On Wednesday Saudi Arabia ramped up its production to a record high of more than 12 million barrels per day, after the OPEC+ production cuts that were previously in place expired at the end of March.
As oil prices cratered — WTI is coming off its worst month and quarter in history — the U.S. sought to intervene, with president Trump speaking to his counterparts in Russia and Saudi Arabia.
U.S. producers have been among the hardest hit as companies struggle to breakeven with depressed oil prices. On Wednesday, Whiting Petroleum became the first major U.S. shale producer to declare bankruptcy.
Before Trump’s comments to CNBC, oil had been up around 10% after the White House had signaled optimism over a possible deal. Crude also got a boost after Bloomberg News reported — citing people with knowledge of the matter — that China will start buying oil for its emergency reserves.

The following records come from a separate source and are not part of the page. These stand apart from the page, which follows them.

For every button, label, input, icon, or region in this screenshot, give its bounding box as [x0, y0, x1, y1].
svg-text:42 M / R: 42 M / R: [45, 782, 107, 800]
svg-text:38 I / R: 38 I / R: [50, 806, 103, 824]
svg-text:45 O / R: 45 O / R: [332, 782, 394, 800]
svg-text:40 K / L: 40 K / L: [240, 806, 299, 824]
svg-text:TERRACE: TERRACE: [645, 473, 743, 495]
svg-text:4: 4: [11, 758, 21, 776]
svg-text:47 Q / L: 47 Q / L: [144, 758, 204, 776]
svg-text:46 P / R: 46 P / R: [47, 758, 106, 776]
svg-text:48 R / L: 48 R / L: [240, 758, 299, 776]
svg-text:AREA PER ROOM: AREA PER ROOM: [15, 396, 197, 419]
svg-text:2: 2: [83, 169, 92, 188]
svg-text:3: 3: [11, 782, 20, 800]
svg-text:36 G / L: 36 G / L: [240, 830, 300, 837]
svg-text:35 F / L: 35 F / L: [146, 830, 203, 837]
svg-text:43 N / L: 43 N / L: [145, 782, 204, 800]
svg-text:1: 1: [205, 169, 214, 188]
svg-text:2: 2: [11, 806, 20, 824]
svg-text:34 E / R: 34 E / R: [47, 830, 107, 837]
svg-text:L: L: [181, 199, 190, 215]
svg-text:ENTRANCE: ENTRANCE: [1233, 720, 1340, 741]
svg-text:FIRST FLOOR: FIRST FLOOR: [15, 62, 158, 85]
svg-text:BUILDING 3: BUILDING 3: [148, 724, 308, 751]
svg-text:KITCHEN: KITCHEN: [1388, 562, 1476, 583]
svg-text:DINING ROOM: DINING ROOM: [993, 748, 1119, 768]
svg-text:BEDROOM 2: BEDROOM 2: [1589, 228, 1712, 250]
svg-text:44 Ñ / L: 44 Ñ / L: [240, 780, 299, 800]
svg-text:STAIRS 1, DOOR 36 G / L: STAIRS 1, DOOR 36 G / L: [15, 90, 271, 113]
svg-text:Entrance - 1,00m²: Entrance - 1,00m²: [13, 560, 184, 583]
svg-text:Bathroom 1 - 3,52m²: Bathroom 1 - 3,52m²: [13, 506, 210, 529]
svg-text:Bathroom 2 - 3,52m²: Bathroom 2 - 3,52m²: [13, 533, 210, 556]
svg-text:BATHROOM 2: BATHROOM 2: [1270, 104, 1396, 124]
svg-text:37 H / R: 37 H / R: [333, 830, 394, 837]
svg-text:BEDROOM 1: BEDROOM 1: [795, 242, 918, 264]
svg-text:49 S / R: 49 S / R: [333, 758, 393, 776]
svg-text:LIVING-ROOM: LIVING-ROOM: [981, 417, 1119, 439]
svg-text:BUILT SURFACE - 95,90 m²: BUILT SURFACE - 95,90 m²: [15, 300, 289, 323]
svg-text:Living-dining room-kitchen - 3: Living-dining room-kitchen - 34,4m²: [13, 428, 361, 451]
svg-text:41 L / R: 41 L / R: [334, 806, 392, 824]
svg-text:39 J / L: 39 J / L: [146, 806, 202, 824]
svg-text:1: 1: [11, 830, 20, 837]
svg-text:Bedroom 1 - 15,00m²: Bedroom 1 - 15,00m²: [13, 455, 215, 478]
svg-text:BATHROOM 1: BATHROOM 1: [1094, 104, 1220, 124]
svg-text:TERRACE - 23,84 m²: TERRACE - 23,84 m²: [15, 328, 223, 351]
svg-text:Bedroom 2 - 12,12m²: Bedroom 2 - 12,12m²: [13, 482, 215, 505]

“This is of course very substantial developments even in view of the massive oversupply of 25 mmbbld that the market is currently facing,” Rystad Energy’s Magnus Nysveen said. “Removing 10 mmbbld from the supply side within weeks will contribute to balancing the market at a much more healthy level before the world runs out of crude storage capacity. Running out of storage capacity would result in a complete collapse of the oil market which is crucial for the world economy now suffering from the greatest economic shock since WW1.”